The Moroccan King’s Flat “No” to Outgoing Nigerian President

good-luckMorocco’s King Mohammed VI has flatly rejected a request made lately by the Nigerian presidency expressing the wish of the outgoing president Goodluck Jonathan to talk to him over the phone.

According to a statement released by the Moroccan Foreign Ministry on Friday, “the King deemed it inappropriate to accede to the request because it is undoubtedly related to the presidential elections in Nigeria and might be seen as a rapprochement between Rabat and Abuja.”

Morocco considers that Nigeria’s request is strange and that it is far from being a usual diplomatic approach.

The Statement also explained the King’s refusal to talk to Mr. Jonathan by his country’s stands on “national and Arab-Islamic sacred causes” and to the concern to see Nigerian authorities use the phone exchange with the Moroccan King as a means to recuperate the electorate in Northern Nigeria, which is predominantly Muslim.

On Saturday, the Moroccan Foreign Department summoned the Nigerian chargé d’Affaires to officially inform him about the King’s refusal to talk to the outgoing president, who is candidate to a second presidential term at the polls scheduled for March 28.

“This is a mere attempt to exploit the phone call politically, as the presidential elections are nearing,” a Moroccan diplomatic source said.

Mr Jonathan “has been president for five years and has never made any request for a phone contact (…) There is only one explanation to his unexpected request: he wants to give the impression that he is on good terms with the ruler of an Arab and Muslim country,” as the date of the upcoming elections is nearing, the Moroccan diplomatic source told AFP.

“It’s a matter of principle.
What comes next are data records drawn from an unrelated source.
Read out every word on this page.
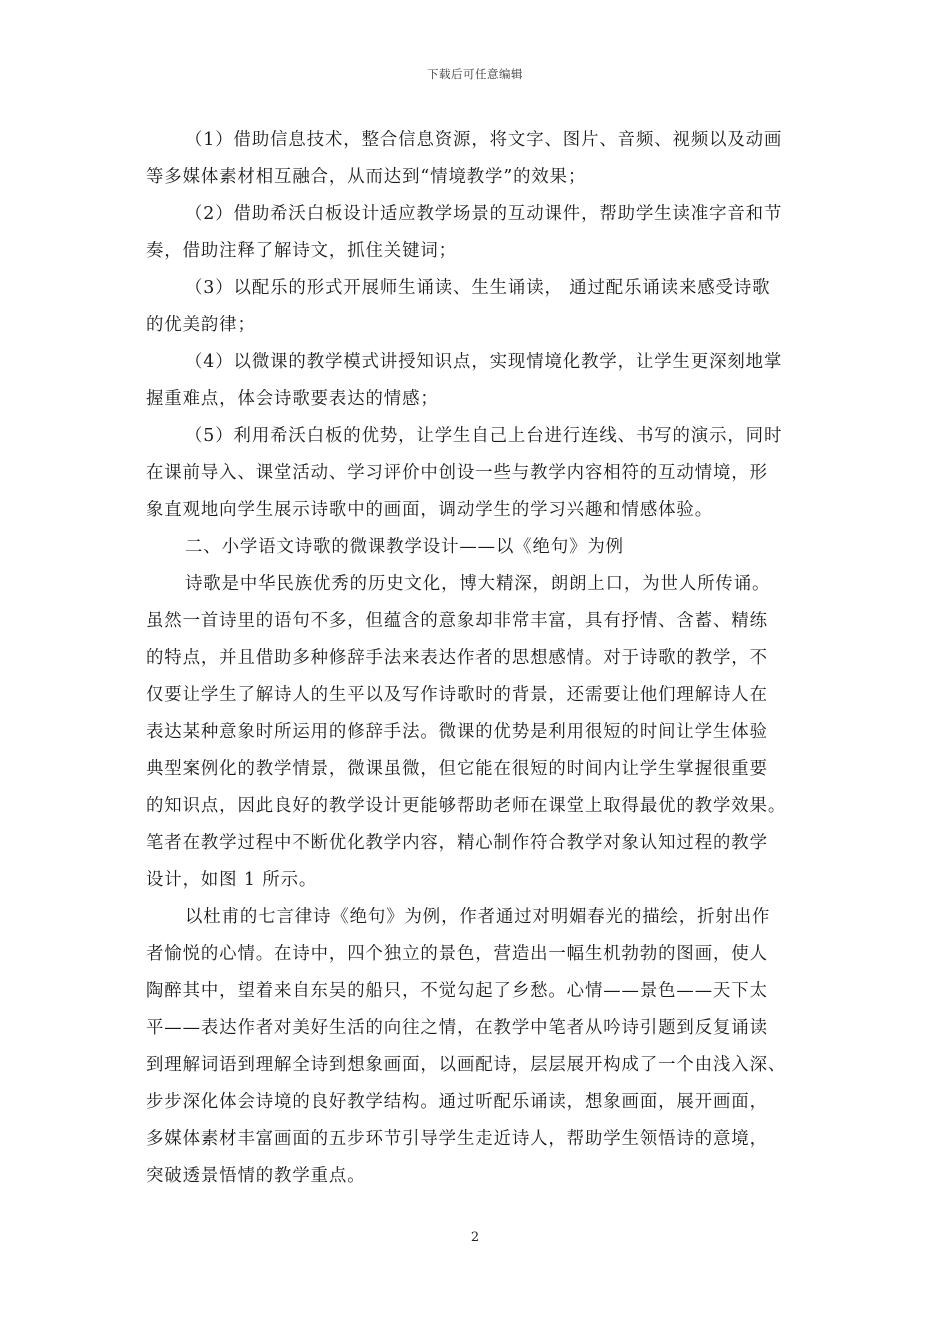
下载后可任意编辑
（1）借助信息技术，整合信息资源，将文字、图片、音频、视频以及动画
等多媒体素材相互融合，从而达到“情境教学”的效果；
（2）借助希沃白板设计适应教学场景的互动课件，帮助学生读准字音和节
奏，借助注释了解诗文，抓住关键词；
（3）以配乐的形式开展师生诵读、生生诵读， 通过配乐诵读来感受诗歌
的优美韵律；
（4）以微课的教学模式讲授知识点，实现情境化教学，让学生更深刻地掌
握重难点，体会诗歌要表达的情感；
（5）利用希沃白板的优势，让学生自己上台进行连线、书写的演示，同时
在课前导入、课堂活动、学习评价中创设一些与教学内容相符的互动情境，形
象直观地向学生展示诗歌中的画面，调动学生的学习兴趣和情感体验。
二、小学语文诗歌的微课教学设计——以《绝句》为例
诗歌是中华民族优秀的历史文化，博大精深，朗朗上口，为世人所传诵。
虽然一首诗里的语句不多，但蕴含的意象却非常丰富，具有抒情、含蓄、精练
的特点，并且借助多种修辞手法来表达作者的思想感情。对于诗歌的教学，不
仅要让学生了解诗人的生平以及写作诗歌时的背景，还需要让他们理解诗人在
表达某种意象时所运用的修辞手法。微课的优势是利用很短的时间让学生体验
典型案例化的教学情景，微课虽微，但它能在很短的时间内让学生掌握很重要
的知识点，因此良好的教学设计更能够帮助老师在课堂上取得最优的教学效果。
笔者在教学过程中不断优化教学内容，精心制作符合教学对象认知过程的教学
设计，如图 1 所示。
以杜甫的七言律诗《绝句》为例，作者通过对明媚春光的描绘，折射出作
者愉悦的心情。在诗中，四个独立的景色，营造出一幅生机勃勃的图画，使人
陶醉其中，望着来自东吴的船只，不觉勾起了乡愁。心情——景色——天下太
平——表达作者对美好生活的向往之情，在教学中笔者从吟诗引题到反复诵读
到理解词语到理解全诗到想象画面，以画配诗，层层展开构成了一个由浅入深、
步步深化体会诗境的良好教学结构。通过听配乐诵读，想象画面，展开画面，
多媒体素材丰富画面的五步环节引导学生走近诗人，帮助学生领悟诗的意境，
突破透景悟情的教学重点。
2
We wanted to avoid a political exploitation attempt”, especially vis-à-vis the predominantly Muslim population of northern Nigeria, the source said.

The Muslim population of Northern Nigeria, which is the main target of Boko Haram is at odds with the central government, deeming it is failing to protect it against the terrorist group attacks.

So, Morocco thinks that Jonathan’s attempt to get in touch with the King is basically meant to display his closeness with an outstanding Arab and Muslim leader and enhance thus his own standing both among the Muslim population of the North and throughout the country and to regain prestige with the Arab and Islamic world.

Nigeria’s relations with Arab and Muslim States are actually rather cold especially after Abuja abstained during the vote on the draft resolution on the recognition of the Palestinian State at the end of 2014 and Jonathan’s increasing visits to Israel, both official and private, knowing that all and each Arab and Islamic country considers the Palestinian cause as a its own sacred cause.

The diplomatic source also said that besides the electoral context in Nigeria, the King’s refusal can be explained by Abuja’s stand on the Western Sahara issue. Actually, relations between the two countries have been strained since Abuja recognized the Polisario-proclaimed Sahrawi Republic in 1984 and became the spearhead of the anti-Morocco bloc.

Morocco recovered the Western Sahara, a territory formerly under Spanish rule, in 1975 but its independence is claimed by the Algeria-backed Polisario.

The UN is trying to reach a mutually acceptable political solution to this conflict which is hampering the edification of a strong Maghreb Union, able to take up the economic challenges thrown at the five Maghreb countries and also to cope with the terrorist threat endangering the whole Sahel-Sahara region.